Concurrently, PEO program managers have been making great strides to implement cyber hygiene requirements across 300 systems to improve the automation of the scanning, patching and vulnerability management processes. Automation is an effective way to ensure security patches are up to date while reducing burdens on the fleet’s system administrators. This focus on automation is already paying dividends. Metrics show that a majority of C4I programs are consistently issuing patches within the 21-day standard for the highest-priority vulnerabilities. This accomplishment results from a commitment to maintaining a high security posture while continuing to transition to more automated processes that reduce cycle-time and lessen the burden on fleet operators.

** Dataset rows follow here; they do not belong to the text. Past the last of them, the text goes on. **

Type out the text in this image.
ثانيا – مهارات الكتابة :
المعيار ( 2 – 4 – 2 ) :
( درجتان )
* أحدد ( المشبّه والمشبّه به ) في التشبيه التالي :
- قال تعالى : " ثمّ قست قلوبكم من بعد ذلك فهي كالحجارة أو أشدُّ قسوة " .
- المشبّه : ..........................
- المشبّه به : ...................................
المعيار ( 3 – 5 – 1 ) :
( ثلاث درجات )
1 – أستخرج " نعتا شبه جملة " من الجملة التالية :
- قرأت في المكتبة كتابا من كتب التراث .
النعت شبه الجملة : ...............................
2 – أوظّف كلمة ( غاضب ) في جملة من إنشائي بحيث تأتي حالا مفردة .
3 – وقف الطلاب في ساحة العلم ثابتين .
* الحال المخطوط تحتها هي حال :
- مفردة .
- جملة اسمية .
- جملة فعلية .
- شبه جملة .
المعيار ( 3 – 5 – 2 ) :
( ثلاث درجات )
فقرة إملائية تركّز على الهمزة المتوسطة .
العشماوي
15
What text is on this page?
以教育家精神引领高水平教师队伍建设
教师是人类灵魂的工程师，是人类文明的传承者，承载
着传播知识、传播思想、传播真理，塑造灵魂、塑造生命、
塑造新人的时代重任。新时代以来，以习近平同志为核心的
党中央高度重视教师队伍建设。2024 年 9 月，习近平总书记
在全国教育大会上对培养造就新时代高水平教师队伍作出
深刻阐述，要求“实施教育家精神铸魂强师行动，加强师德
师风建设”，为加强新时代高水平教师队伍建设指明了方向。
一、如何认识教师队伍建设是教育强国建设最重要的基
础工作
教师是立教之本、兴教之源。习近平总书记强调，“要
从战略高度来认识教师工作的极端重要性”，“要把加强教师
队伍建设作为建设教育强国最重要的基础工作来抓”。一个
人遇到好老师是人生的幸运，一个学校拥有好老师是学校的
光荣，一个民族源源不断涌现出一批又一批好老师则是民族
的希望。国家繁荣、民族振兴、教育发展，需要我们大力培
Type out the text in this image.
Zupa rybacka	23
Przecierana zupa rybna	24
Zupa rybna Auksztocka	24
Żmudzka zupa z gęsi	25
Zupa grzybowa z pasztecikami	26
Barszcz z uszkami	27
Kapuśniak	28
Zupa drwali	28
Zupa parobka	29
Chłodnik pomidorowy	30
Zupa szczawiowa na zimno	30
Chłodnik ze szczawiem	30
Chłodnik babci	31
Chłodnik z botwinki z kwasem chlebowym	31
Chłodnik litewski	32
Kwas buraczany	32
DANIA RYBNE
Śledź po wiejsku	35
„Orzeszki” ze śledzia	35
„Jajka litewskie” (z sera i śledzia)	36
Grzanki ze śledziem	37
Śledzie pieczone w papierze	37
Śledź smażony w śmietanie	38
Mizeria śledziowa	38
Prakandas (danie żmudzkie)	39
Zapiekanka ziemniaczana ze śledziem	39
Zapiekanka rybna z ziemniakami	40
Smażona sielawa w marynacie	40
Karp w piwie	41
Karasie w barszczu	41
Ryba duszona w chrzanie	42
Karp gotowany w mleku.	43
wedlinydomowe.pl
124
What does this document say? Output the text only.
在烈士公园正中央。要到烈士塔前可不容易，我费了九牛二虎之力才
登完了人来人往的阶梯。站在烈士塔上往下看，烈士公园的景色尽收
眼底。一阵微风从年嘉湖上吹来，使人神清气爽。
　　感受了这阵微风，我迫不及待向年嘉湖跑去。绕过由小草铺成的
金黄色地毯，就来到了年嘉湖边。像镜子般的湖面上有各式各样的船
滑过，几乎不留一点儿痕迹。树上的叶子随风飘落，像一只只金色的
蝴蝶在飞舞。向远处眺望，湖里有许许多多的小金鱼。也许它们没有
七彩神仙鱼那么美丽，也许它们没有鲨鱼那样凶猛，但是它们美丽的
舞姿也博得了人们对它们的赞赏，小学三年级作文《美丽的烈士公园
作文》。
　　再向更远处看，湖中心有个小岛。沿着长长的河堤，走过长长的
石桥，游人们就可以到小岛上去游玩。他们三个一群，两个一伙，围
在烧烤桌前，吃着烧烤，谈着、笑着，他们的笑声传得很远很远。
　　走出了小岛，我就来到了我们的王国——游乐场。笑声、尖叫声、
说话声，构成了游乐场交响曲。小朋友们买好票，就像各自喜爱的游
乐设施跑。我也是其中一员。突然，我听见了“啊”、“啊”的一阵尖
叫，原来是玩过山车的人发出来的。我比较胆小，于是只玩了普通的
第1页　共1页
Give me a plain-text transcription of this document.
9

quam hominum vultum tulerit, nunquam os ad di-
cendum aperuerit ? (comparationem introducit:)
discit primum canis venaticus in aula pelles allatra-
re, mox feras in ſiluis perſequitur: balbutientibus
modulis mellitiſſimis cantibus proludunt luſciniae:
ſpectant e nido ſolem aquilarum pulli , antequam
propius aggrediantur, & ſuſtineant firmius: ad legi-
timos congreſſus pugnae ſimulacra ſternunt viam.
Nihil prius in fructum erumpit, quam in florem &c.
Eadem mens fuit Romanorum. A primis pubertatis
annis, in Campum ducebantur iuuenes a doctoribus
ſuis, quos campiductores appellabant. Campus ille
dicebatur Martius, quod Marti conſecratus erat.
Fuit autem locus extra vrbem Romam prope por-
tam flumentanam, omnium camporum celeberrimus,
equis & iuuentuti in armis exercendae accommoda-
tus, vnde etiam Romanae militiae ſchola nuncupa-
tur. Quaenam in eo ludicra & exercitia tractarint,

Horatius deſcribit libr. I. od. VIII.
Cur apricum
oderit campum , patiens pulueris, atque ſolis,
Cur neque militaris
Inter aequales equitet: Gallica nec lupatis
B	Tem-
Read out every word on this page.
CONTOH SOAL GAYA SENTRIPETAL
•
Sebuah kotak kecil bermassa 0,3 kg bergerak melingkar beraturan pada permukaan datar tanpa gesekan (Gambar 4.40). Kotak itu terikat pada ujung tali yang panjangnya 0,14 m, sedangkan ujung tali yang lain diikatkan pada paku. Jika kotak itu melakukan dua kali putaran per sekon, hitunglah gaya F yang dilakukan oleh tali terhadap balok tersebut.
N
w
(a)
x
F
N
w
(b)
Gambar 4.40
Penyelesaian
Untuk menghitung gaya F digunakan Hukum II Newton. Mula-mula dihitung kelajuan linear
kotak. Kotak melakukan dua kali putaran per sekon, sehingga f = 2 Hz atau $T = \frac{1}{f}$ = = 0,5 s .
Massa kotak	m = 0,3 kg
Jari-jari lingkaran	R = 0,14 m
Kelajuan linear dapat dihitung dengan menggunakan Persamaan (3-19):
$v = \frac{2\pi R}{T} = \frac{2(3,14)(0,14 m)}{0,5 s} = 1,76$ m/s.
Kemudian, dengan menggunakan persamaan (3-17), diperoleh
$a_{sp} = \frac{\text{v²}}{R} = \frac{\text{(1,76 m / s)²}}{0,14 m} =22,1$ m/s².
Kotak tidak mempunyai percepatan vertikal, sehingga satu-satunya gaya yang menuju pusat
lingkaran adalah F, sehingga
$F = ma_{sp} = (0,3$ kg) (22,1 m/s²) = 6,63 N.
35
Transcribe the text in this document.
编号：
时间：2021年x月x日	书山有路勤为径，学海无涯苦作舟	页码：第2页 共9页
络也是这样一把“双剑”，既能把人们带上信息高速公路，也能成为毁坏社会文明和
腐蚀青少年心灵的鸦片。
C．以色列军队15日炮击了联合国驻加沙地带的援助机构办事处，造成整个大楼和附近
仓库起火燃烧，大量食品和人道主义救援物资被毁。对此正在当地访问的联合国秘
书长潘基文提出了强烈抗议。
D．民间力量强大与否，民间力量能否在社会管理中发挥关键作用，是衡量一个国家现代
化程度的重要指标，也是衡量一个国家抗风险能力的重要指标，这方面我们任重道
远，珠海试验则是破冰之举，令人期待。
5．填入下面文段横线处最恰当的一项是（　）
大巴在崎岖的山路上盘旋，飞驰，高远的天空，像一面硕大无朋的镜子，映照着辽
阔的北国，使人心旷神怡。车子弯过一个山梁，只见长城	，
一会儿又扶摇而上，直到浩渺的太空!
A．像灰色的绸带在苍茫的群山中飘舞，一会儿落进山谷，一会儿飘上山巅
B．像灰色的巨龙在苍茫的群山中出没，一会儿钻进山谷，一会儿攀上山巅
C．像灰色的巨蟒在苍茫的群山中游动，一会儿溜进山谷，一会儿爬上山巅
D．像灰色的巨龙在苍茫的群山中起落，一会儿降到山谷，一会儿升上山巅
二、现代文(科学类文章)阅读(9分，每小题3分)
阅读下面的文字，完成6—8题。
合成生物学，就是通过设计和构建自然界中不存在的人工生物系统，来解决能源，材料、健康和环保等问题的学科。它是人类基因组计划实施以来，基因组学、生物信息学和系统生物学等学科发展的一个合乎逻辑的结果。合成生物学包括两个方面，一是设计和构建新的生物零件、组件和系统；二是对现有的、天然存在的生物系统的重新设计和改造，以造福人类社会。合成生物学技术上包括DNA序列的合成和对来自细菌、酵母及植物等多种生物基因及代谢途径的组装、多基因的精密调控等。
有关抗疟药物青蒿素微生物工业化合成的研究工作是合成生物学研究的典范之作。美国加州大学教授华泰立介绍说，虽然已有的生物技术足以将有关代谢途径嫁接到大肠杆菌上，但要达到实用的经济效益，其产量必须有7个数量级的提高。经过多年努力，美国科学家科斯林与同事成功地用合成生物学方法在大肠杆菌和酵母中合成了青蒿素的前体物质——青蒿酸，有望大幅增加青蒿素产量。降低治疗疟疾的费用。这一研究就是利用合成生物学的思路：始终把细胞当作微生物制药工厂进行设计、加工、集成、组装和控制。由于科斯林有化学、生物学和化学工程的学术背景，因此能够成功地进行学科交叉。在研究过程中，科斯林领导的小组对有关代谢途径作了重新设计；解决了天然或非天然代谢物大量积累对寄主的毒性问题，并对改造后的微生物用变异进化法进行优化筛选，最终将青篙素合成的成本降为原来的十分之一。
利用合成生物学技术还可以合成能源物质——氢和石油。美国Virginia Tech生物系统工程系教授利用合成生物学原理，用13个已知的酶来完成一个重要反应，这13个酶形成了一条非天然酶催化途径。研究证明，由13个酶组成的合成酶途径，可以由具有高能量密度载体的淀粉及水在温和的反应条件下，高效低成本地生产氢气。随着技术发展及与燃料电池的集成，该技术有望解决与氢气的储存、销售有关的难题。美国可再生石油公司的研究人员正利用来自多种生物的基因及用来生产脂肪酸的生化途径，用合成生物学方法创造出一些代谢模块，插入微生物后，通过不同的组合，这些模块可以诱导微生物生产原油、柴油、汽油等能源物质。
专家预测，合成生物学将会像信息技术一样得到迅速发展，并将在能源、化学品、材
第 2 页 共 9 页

Program managers are also leveraging a variety of sources to identify cyber concerns that need to be addressed. The Navy’s Security Control Assessor provides early feedback through the RMF process, and the program offices receive additional feedback from Naval Information Warfare System Command’s (NAVWAR’s) Chief Information Security Officer who monitors programs’ compliance with Fleet Cyber Command’s (FCC’s) “Top 20 Vulnerabilities.” Program managers also work with the Fleet Readiness Directorate (FRD) Cybersecurity Readiness Office to monitor the status of patching and scanning in the fleet. FCC’s Office of Compliance and Assessment provides additional feedback as it conducts cyber inspections at sites Navywide.

In addition to the above sources of cyber vulnerability information available to a program manager, NAVWAR Office of the Chief Engineer cybersecurity experts provide more tools and processes to support the development process such as secure code reviews, penetration testing, cyber risk assessments and implementation of a Cybersecurity Figure of Merit (CFOM). CFOM is a NAVWAR initiative to provide a quantitative measurement of a system’s cybersecurity properties. Agile software development processes and Model Based System Engineering (MBSE) initiatives are also being implemented at NAVWAR and being leveraged to improve the cybersecurity of systems in the fleet.

Effective cybersecurity requires programs to address cyber concerns early while leveraging a variety of tools and information provided by the PEO, NAVWAR and FCC. Throughout PEO C4I and Space Systems’ program offices and fielded systems, there is a concerted focus to provide the fleet with cyber-secure systems that are resilient in a cyber-contested environment. While meeting all the evolving mandates is challenging, program managers have been adjusting to this increasing cybersecurity demand by adjusting resources and increasing prioritization in the development and modernization process with the goal of providing the fleet with the most cyber-secure capability possible.

Program Executive Office Command, Control, Communications, Computers, Intelligence and Space Systems (PEO C4I and Space Systems) provides integrated communication and information technology systems that enable information warfare and command and control of maritime forces. It acquires, fields and supports systems that extend across Navy, joint and coalition platforms.

Ed Lazarski is the Director, Cybersecurity in PEO Command, Control, Communications, Computers, Intelligence and Space Systems, in Naval Information Warfare Systems Command (NAVWAR) Office of the Chief Engineer.